Madison, WI – On the final day of state budget deliberations, and months after public hearing opportunities on the state budget have passed, the Joint Finance Committee voted along party lines Wednesday to use the budget to significantly expand Wisconsin’s Special Needs Scholarship Program. The controversial voucher program, which was opposed by parents and disability organizations across Wisconsin, was enacted in the 2015/17 state budget after a late-night Joint Finance Committee vote on a surprise proposal, also without a public hearing. By eliminating various enrollment requirements, it is estimated that 250 more students than currently projected could receive special needs vouchers in the 2018-19 school year, many of them already in private schools, at a cost of $3.1 million in aid reduction to the students’ districts of residence.

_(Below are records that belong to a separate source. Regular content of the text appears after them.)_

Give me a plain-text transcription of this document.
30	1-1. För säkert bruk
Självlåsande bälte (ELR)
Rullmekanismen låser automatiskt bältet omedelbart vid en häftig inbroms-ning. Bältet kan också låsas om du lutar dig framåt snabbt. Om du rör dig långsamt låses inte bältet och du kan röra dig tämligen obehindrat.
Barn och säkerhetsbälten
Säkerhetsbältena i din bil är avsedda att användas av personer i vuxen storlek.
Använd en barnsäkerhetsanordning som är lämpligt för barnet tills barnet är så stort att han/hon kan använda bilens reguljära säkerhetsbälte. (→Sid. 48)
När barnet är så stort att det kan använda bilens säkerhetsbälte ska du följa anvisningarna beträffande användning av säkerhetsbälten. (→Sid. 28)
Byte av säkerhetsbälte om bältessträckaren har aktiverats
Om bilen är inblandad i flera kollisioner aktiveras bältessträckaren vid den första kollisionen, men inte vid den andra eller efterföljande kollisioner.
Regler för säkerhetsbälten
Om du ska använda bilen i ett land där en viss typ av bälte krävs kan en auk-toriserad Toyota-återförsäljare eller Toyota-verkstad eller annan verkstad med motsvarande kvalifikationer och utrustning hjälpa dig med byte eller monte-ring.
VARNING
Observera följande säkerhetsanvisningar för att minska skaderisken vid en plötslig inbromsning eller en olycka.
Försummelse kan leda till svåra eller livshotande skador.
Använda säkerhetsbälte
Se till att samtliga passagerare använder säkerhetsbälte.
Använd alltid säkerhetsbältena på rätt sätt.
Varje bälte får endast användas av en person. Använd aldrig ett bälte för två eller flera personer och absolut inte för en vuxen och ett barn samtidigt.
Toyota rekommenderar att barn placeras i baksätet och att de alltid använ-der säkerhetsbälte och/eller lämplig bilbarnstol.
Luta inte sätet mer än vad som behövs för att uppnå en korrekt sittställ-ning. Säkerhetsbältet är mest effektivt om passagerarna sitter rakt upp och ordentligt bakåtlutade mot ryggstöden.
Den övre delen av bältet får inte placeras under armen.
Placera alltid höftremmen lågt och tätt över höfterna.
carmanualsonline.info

The motion eliminated the requirement for a student to have been denied open enrollment into a nonresident school district, despite the 2015 argument that open enrollment denials were a primary reason for creating the program. The motion also eliminated the requirement that a child be enrolled in a public school in Wisconsin for the entire school year before applying for the program, making more current private school students eligible for the vouchers. In a further modification that had never before been publicly proposed, the motion restructured the special needs voucher funding to be based on a private school’s actual costs, if those costs are higher than the current voucher amount. However, if the costs are lower, the school would continue to receive the current voucher amount and pocket the difference. Since the first actual-cost reimbursements would not happen until the 2019/20 school year, no fiscal estimate was offered.

According to Hugh Davis, Wisconsin Family Ties executive director, “This special needs voucher expansion is the worst of two worlds: the policy is bad, and the process is appalling. Whatever happened to citizen participation in government? When do parents get to to review and respond to policies that funnel taxpayer dollars into private schools that are not required to protect the rights of students with disabilities?”

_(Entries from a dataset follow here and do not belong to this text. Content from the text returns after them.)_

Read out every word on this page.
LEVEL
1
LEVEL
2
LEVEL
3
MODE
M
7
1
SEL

A student who takes a special needs voucher forfeits a host of federal rights and protections under the Individuals with Disabilities Education Act (IDEA). Among the protections lost are those regarding school disciplinary practices, including the right to have disability taken into account when expulsion is being considered. In contrast, special needs voucher schools are not even required to have suspension or expulsion policies.

Davis also pointed out, “State funding for special education categorical aid in the public schools has been stagnant for a generation, with a decade worth of frozen budgets. We have been told on the one hand that Wisconsin cannot afford to properly fund our students in the public schools, while the legislature, without discussion, funds a competing education system with far less accountability to the taxpayers who will be footing the bill.”

Wisconsin Family Ties calls upon the legislature and Governor Walker to reject these late-breaking stealth-expansions to the special needs voucher program.